Il volume s’intitola infatti “Scusa papà ma tifo Napoli” (Rubbettino, 146 pagine, 15 euro) ed è un’autobiografia tifosa, che miscela amore, sofferenza, gioia, traslochi, trasferte, rimembranze familiari e personali. In cui, appunto, quel gol di Maldonado ha una sua centralità. Ecco perché. Nel 2005, Quagliariello era uno degli intellettuali liberali di Forza Italia ed era il principale consigliere di Marcello Pera, allora presidente del Senato. Lucchese di nascita, Pera aveva fondato nella sua città d’origine l’Imt, Institution market and technology, ed era un sabato quando il prefetto locale Francesco Paolo Tronca incontrò Quagliariello, anch’egli a Lucca. Il prefetto gli disse che era arrivato il momento che il presidente del Senato andasse allo stadio per assistere a una partita della squadra autoctona e rossonera. “Si celebrava la terza giornata di campionato e arrivava il Napoli, la più blasonata tra le squadre iscritte a quel torneo”. Pera accettò l’invito e ovviamente chiese a Quagliariello di accompagnarlo. Solo che c’era un problema. Avendo diviso, come tanti, la storia del Napoli in un prima e in un dopo Maradona, il forzista azzurro in tutti i sensi, negli anni della decadenza (la serie B e il fallimento), aveva preso “la drastica decisione di disertare lo stadio”. “Fu il modo d’esprimere la mia personale riconoscenza a Diego. (…). Nella mia testa quella decisione avrebbe dovuto essere una scelta di vita, per tutta la vita”.

Invece.
Invece Pera convinse il suo consigliere con argomenti da filosofo e il giorno dopo il “voto di castità” fu infranto. Quagliariello ritornò allo stadio, il Napoli vinse, lui esultò beccandosi pure il rimprovero del prefetto (“Il presidente si sarà sentito in imbarazzo”) e il lutto sportivo fu secolarizzato: “Tornai a seguire la squadra in trasferta e più spesso in casa”. Senza dimenticare che in quella stagione gli azzurri finalmente vennero promossi tra i cadetti.

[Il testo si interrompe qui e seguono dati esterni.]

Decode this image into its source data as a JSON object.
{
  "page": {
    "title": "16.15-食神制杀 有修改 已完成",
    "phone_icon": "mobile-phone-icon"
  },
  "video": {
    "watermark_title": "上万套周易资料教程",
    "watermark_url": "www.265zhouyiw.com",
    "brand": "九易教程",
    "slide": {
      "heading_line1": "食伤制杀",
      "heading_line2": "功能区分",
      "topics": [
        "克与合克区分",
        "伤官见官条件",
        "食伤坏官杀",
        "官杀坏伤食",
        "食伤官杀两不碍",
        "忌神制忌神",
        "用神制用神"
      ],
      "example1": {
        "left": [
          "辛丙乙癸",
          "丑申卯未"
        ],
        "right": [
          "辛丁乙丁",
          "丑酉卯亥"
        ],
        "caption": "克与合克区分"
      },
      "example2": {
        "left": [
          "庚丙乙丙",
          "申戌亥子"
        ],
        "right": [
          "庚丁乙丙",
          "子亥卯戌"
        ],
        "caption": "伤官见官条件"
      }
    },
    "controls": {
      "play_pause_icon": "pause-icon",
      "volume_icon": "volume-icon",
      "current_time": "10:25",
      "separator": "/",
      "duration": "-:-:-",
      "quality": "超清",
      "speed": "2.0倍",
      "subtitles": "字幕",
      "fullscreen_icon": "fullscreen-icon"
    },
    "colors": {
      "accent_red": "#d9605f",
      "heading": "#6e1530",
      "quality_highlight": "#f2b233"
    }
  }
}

La carriera di Gaetano tifoso (d’ora in poi lo chiamo per nome) è iniziata che era un bimbo di cinque anni. Il Napoli di Fiore e Pesaola e Juliano, Sivori e Altafini, che da neopromosso dalla B arrivò terzo. E la prima bruciante delusione fu nientemeno che a Pasqua, il 10 aprile 1966, quando il sogno scudetto degli azzurri svanì con una sconfitta a Vicenza, contro il Lanerossi. Persero due a zero e i biancorossi segnarono subito, al 6’, con l’ex Vinicio. Benché di nascita napoletana, le condizioni ambientali e familiari per quel piccolo tifoso del Ciuccio non furono le migliori, per quanto riguarda il calcio: il papà di Gaetano era di Salerno e tifava per la Juventus. Non solo: era uno scienziato e quando vinse la cattedra di Biochimica all’Università di Bari tutta la famiglia si trasferì nel capoluogo pugliese. Così il piccolo azzurro visse per lungo tempo in esilio la sua passione per il Napoli, andando allo stadio da “osservatore” per vedere “la” Bari. Sono decine e decine gli aneddoti che Gaetano racconta, tanti quadretti cesellati con cura, e con tratto sovente ironico, e che rendono testimonianza del suo tifo (compreso un altarino azzurro allestito nel suo ufficio al Senato).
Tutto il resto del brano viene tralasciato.